A decision isn’t expected for months and some state legislators say they think the money is available to keep the prison open. But that is hardly a guarantee and local officials say the fight to keep the facility operating already has begun.
“As soon as it was announced, the phone calls started,” said Lincoln Mayor Keith Snyder. “We know we are going to fight to keep this. We know we are going to get the community and the businesses involved. As for specifics, we just don’t know yet.”
Maniscalco and Snyder have had talks with state legislators, who have promised help.
“Everyone seems to be on our side in this and nobody wants to see it closed,” Maniscalco said. “So, we don’t have to fight this alone.”

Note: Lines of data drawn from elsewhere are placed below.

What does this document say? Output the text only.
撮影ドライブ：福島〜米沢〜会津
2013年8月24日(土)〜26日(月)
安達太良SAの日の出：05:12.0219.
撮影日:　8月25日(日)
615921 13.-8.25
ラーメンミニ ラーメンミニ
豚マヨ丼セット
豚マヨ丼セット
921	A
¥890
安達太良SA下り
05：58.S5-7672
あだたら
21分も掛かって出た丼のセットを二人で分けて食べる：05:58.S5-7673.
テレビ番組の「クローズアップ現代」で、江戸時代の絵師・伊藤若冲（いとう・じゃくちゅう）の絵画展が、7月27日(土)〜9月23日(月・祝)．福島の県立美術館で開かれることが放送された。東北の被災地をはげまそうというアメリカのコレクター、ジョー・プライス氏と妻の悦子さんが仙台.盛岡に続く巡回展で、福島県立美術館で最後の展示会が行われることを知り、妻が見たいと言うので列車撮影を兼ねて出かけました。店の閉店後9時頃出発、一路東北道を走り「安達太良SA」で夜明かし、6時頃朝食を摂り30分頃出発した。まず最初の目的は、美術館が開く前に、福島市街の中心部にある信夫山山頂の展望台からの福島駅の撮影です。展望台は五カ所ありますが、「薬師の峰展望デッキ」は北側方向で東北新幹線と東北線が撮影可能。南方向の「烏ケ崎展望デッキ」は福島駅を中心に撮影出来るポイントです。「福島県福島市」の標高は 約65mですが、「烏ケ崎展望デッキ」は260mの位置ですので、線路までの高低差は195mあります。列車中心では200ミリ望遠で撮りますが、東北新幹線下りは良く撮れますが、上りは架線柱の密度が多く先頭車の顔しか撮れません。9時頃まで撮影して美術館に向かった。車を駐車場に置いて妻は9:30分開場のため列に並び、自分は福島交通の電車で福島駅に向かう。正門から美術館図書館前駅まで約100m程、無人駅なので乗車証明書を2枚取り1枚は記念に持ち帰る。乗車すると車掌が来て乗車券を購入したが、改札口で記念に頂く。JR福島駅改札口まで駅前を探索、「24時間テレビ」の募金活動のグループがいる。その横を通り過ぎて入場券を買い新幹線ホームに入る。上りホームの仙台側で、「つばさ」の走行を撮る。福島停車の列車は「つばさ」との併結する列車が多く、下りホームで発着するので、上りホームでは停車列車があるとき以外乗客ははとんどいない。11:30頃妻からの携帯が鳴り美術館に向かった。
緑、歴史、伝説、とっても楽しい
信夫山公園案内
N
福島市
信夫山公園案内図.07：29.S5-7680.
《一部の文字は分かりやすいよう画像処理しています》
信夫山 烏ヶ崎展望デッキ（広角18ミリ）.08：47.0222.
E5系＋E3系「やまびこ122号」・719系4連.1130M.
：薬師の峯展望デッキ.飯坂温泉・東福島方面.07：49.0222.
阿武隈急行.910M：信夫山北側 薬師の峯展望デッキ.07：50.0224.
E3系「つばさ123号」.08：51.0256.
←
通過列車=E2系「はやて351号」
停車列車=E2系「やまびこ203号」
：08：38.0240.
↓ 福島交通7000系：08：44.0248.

Where prison jobs are concerned, communities have a track record of doing all they can to keep them.
Most recently in Central Illinois, Pontiac was in a similar situation — and was successful.
In May 2008, then-Gov. Rod Blagojevich announced Pontiac Correctional Center would be closed, and other prison facilities, including the two based in Lincoln, would suffer major layoffs. Both communities fought back and the plan was scrapped when Blagojevich left office. Now, the former governor is facing his own prison time: his sentencing hearing is scheduled to begin Oct. 6 after he was convicted earlier this year of numerous corruption charges.
Lincoln’s second prison, the Lincoln Correctional Center, is not threatened. Quinn spokeswoman Brie Callahan said some of the Logan prison workers may be able to step into openings at the neighboring facility.
Roger Griffith, a staff representative with the American Federation of State, County and Municipal Employees Council 31 in Springfield, said that won’t do much for the 320 employees at Logan, or for an area that has an 8 percent unemployment rate.
“This would be devastating to the city of Lincoln and Logan County,” Griffith said. “We will be developing a plan to get everyone involved to fight against this because we are talking about careers and lives being affected.”